RYTHME. La véritable orthographe de ce mot est rhythme (du latin rhythmus, mouvement régulier, nombre, mesure, cadence, et du grec rhutmos, de rheórhó, je coule). Chez les Latins, la science des nombres, l’arithmétique, était la rhythmicé. La simplification de l’orthographe a fait écrire rythme. Il n’y a pas de raison de ne pas écrire encore plus simplement rytme ou ritme, le mot n’en serait pas plus mutilé dans son rythme plastique. L’essentiel serait que le rytme ou ritme ne fût pas confondu avec la rime qui est l’uniformité de son à la fin de deux mots et particulièrement de deux vers.

L’Académie, dans son Dictionnaire (1879) s’est bornée à donner du mot rythme cette définition aussi lapidaire que trinitaire : « nombre, cadence, mesure », d’après l’étymologie latine. Or, cette définition est aussi inexacte, sinon hermétique, que l’explication trinitaire de Dieu. Mais l’Académie ne se pique pas plus d’exactitude que de clarté. Elle est, comme les fabricants de dogmes, uniquement préoccupée de fournir des notions faciles et qui ne les troublent pas, les gens « comme il faut » pour en faire des imbéciles distingués, et elle laisse aux hérétiques et aux primaires le soin de rechercher la vérité des choses, quitte à l’adopter après lorsqu’elle s’est imposée.

Le nombre, la cadence, la mesure, sont trois choses distinctes ; le rythme en est une quatrième non moins distincte, et on ne saurait faire des quatre une chose unique par leur conjugaison. L’emploi des trois premières dans la musique et la poésie, les fait souvent confondre avec le rythme qui est aussi indispensable qu’elles dans ces deux genres, mais qui est tout différent. Le rythme, en musique et en poésie, est la succession régulière des mêmes temps, ou celle des mêmes nombres de pieds qui divisent les vers. Il est lui-même musique et poésie ; elles n’existent pas sans lui. Aucune chose n’est vivante sans le rythme qui lui donne son expression particulière. Il est la vie elle-même ; il n’est pas de vie sans lui.

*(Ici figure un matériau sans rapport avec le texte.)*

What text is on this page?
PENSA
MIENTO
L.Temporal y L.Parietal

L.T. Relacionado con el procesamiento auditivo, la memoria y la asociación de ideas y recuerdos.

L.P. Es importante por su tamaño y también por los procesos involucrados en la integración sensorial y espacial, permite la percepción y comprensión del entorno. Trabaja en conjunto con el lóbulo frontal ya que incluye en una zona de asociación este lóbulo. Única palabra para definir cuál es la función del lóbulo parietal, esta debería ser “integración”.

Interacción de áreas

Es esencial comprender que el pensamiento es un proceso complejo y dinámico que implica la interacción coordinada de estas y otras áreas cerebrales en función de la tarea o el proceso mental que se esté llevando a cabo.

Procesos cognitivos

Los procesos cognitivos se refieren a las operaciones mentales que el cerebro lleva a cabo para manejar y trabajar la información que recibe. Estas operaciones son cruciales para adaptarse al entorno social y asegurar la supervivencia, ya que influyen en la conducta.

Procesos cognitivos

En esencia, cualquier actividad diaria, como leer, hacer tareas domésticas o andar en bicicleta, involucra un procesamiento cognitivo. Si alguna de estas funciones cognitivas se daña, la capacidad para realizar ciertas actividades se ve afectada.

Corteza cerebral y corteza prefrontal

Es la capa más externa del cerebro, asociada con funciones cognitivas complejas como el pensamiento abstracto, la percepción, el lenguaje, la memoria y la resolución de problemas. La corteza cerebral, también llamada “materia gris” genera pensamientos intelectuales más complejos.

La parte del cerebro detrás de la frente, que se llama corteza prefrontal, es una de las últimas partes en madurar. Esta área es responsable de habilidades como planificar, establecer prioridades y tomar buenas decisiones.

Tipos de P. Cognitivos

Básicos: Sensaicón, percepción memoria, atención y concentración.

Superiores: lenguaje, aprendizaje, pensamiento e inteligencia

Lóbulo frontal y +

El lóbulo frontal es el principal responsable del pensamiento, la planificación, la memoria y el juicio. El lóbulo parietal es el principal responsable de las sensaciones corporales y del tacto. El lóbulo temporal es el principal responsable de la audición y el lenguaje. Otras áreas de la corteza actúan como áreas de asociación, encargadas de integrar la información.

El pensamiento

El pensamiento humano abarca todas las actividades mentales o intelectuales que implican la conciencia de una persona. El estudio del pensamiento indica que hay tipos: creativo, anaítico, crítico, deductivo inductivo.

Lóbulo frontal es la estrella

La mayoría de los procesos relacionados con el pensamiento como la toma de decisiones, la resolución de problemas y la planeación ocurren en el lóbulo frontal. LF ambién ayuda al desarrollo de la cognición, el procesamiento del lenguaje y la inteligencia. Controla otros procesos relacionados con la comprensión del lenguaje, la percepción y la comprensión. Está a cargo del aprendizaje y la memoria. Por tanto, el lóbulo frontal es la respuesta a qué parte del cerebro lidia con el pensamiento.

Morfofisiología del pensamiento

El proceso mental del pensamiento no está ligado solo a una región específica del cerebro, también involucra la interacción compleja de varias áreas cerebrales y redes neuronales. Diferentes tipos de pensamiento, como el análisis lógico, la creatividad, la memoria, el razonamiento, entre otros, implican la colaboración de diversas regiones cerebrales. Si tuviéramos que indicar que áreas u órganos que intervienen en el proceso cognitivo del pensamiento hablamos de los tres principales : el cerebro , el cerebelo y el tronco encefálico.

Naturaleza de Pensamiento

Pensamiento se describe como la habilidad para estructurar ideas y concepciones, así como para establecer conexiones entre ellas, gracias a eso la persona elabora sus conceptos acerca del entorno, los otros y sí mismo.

En musique, le rythme est « l’effet produit par le rapport de durée des sons entre eux » (Larousse). Berlioz l’a appelé « la division symétrique du temps par les sons ». Il y a des interprétations très diverses sur le rythme musical, suivant les époques et l’emploi qu’on en fait. Dans la musique moderne, il a été très souvent négligé. Il en est résulté que, malgré toute sa science, cette musique est non moins souvent ennuyeuse parce que vide de véritable substance, de musique elle-même.

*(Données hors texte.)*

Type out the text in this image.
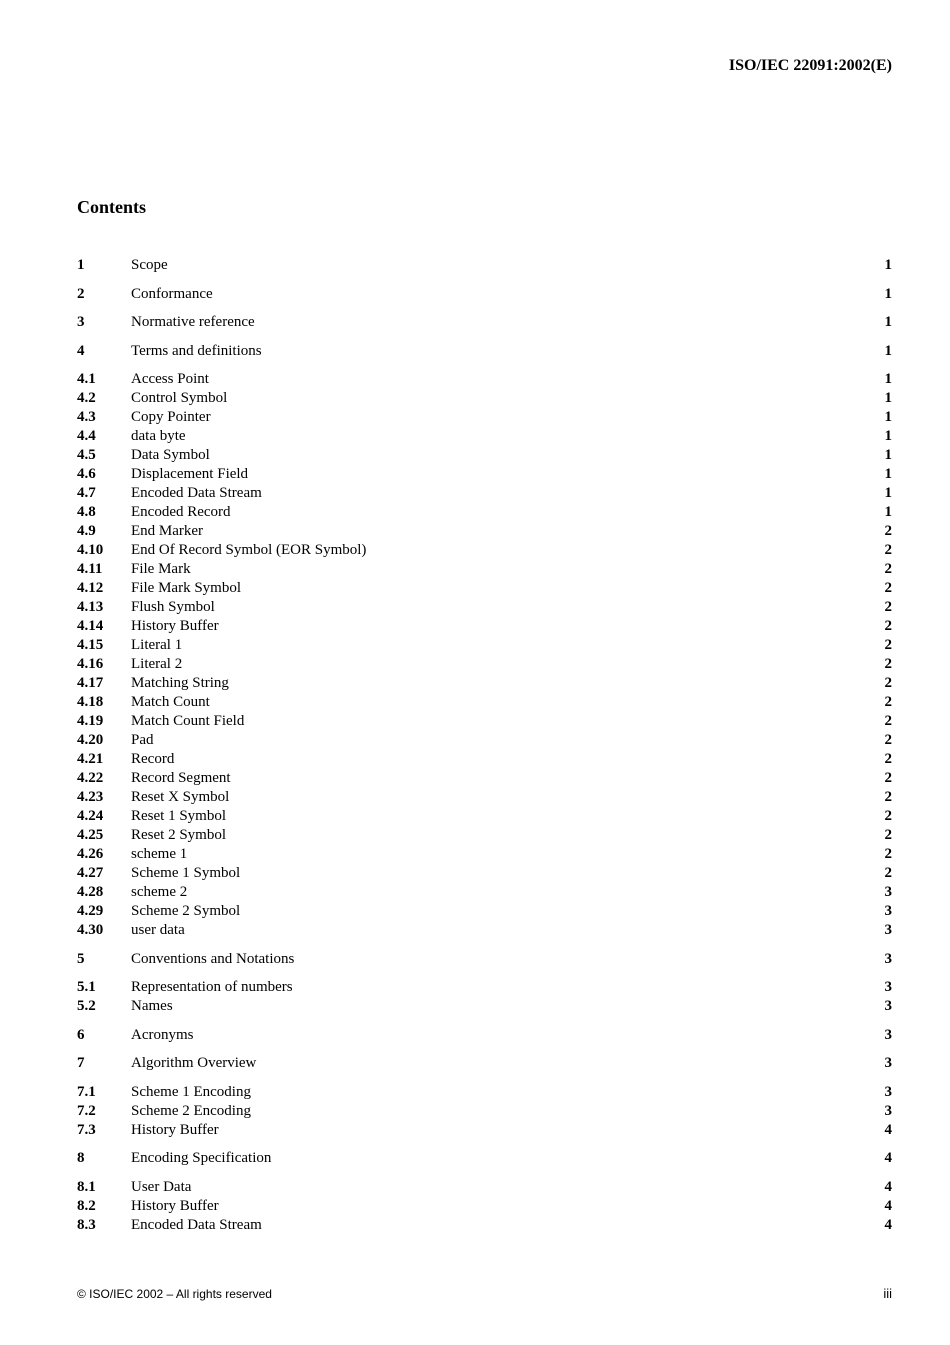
ISO/IEC 22091:2002(E)
Contents
1	Scope	1
2	Conformance	1
3	Normative reference	1
4	Terms and definitions	1
4.1	Access Point	1
4.2	Control Symbol	1
4.3	Copy Pointer	1
4.4	data byte	1
4.5	Data Symbol	1
4.6	Displacement Field	1
4.7	Encoded Data Stream	1
4.8	Encoded Record	1
4.9	End Marker	2
4.10	End Of Record Symbol (EOR Symbol)	2
4.11	File Mark	2
4.12	File Mark Symbol	2
4.13	Flush Symbol	2
4.14	History Buffer	2
4.15	Literal 1	2
4.16	Literal 2	2
4.17	Matching String	2
4.18	Match Count	2
4.19	Match Count Field	2
4.20	Pad	2
4.21	Record	2
4.22	Record Segment	2
4.23	Reset X Symbol	2
4.24	Reset 1 Symbol	2
4.25	Reset 2 Symbol	2
4.26	scheme 1	2
4.27	Scheme 1 Symbol	2
4.28	scheme 2	3
4.29	Scheme 2 Symbol	3
4.30	user data	3
5	Conventions and Notations	3
5.1	Representation of numbers	3
5.2	Names	3
6	Acronyms	3
7	Algorithm Overview	3
7.1	Scheme 1 Encoding	3
7.2	Scheme 2 Encoding	3
7.3	History Buffer	4
8	Encoding Specification	4
8.1	User Data	4
8.2	History Buffer	4
8.3	Encoded Data Stream	4
© ISO/IEC 2002 – All rights reserved	iii
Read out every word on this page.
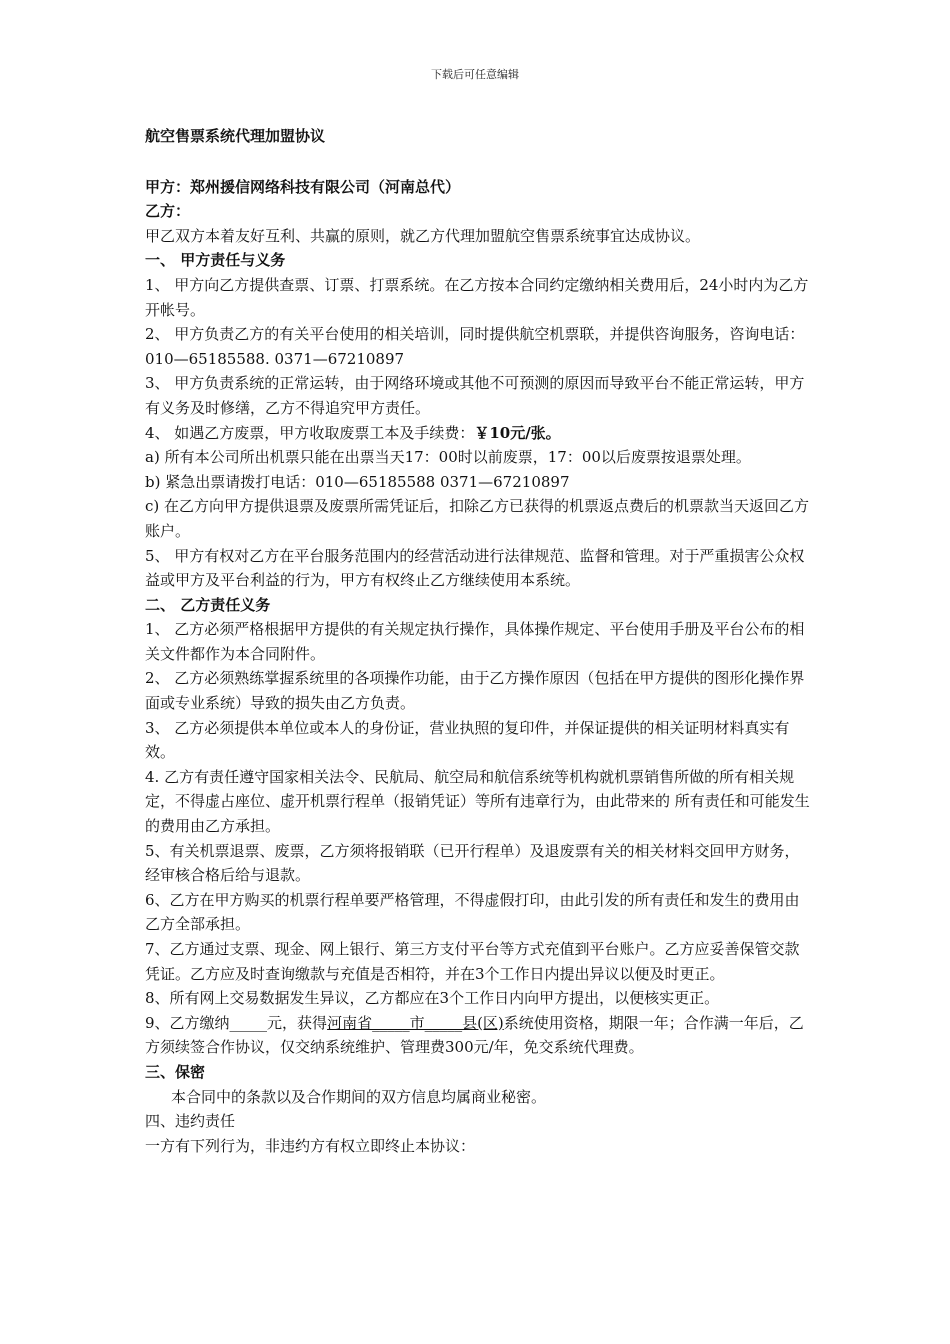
下载后可任意编辑

航空售票系统代理加盟协议

甲方：郑州援信网络科技有限公司（河南总代）

乙方：

甲乙双方本着友好互利、共赢的原则，就乙方代理加盟航空售票系统事宜达成协议。

一、 甲方责任与义务

1、 甲方向乙方提供查票、订票、打票系统。在乙方按本合同约定缴纳相关费用后，24小时内为乙方开帐号。

2、 甲方负责乙方的有关平台使用的相关培训，同时提供航空机票联，并提供咨询服务，咨询电话：010—65185588. 0371—67210897

3、 甲方负责系统的正常运转，由于网络环境或其他不可预测的原因而导致平台不能正常运转，甲方有义务及时修缮，乙方不得追究甲方责任。

4、 如遇乙方废票，甲方收取废票工本及手续费：￥10元/张。

a) 所有本公司所出机票只能在出票当天17：00时以前废票，17：00以后废票按退票处理。

b) 紧急出票请拨打电话：010—65185588 0371—67210897

c) 在乙方向甲方提供退票及废票所需凭证后，扣除乙方已获得的机票返点费后的机票款当天返回乙方账户。

5、 甲方有权对乙方在平台服务范围内的经营活动进行法律规范、监督和管理。对于严重损害公众权益或甲方及平台利益的行为，甲方有权终止乙方继续使用本系统。

二、 乙方责任义务

1、 乙方必须严格根据甲方提供的有关规定执行操作，具体操作规定、平台使用手册及平台公布的相关文件都作为本合同附件。

2、 乙方必须熟练掌握系统里的各项操作功能，由于乙方操作原因（包括在甲方提供的图形化操作界面或专业系统）导致的损失由乙方负责。

3、 乙方必须提供本单位或本人的身份证，营业执照的复印件，并保证提供的相关证明材料真实有效。

4. 乙方有责任遵守国家相关法令、民航局、航空局和航信系统等机构就机票销售所做的所有相关规定，不得虚占座位、虚开机票行程单（报销凭证）等所有违章行为，由此带来的 所有责任和可能发生的费用由乙方承担。

5、有关机票退票、废票，乙方须将报销联（已开行程单）及退废票有关的相关材料交回甲方财务，经审核合格后给与退款。

6、乙方在甲方购买的机票行程单要严格管理，不得虚假打印，由此引发的所有责任和发生的费用由乙方全部承担。

7、乙方通过支票、现金、网上银行、第三方支付平台等方式充值到平台账户。乙方应妥善保管交款凭证。乙方应及时查询缴款与充值是否相符，并在3个工作日内提出异议以便及时更正。

8、所有网上交易数据发生异议，乙方都应在3个工作日内向甲方提出，以便核实更正。

9、乙方缴纳_____元，获得河南省_____市_____县(区)系统使用资格，期限一年；合作满一年后，乙方须续签合作协议，仅交纳系统维护、管理费300元/年，免交系统代理费。

三、保密

本合同中的条款以及合作期间的双方信息均属商业秘密。

四、违约责任

一方有下列行为，非违约方有权立即终止本协议：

En poésie, la définition du rythme est la même qu’en musique. Théodore de Banville, le théoricien le plus remarquable de la réforme poétique — romantique et parnassienne — du XIXe siècle, a expliqué de la façon suivante ce qu’est le rythme et ses rapports avec la parole humaine, la poésie et la musique : « Tout ce dont nous avons la perception obéit à une même loi d’ordre et de mesure, car, ainsi que les corps célestes se meuvent suivant une règle immuable qui proportionne leurs mouvements entre eux, de même les parties dont un corps est composé sont toujours, dans un corps

de la même espèce, disposées dans le même ordre et de la même façon. Le Rythme est la proportion que les parties d’un temps, d’un mouvement, ou même d’un tout, ont les unes avec les autres. Le Son est une vibration dans l’air, qui est portée jusqu’à l’organe de l’ouïe, et qui procède d’un mouvement communiqué au corps sonore. Le son que produit la parole humaine est nécessairement rythmé, puisqu’il exprime l’ordre de nos sensations ou de nos idées. Seulement, lorsque nous parlons, notre langage est réglé par un rythme compliqué et variable, dont le dessin ne se présente pas immédiatement à l’esprit avec netteté, et qui, pour être perçu, exige une grande application ; lorsque nous chantons, au contraire, notre langage est réglé par un rythme d’un dessin net, régulier et facilement appréciable, afin de pouvoir s’unir à la Musique, dont le rythme est également précis et simple. Le Vers est la parole humaine rythmée de façon à pouvoir être chantée, et à proprement parler, il n’y a pas de poésie ni de vers en dehors du Chant. Tous les vers sont destinés à être chantés et n’existent qu’à cette condition. Ce n’est que par une fiction et par une convention des âges de décadence qu’on admet comme poèmes des ouvrages destinés à être lus et non à être chantés » (Petit traité de poésie française : Introduction).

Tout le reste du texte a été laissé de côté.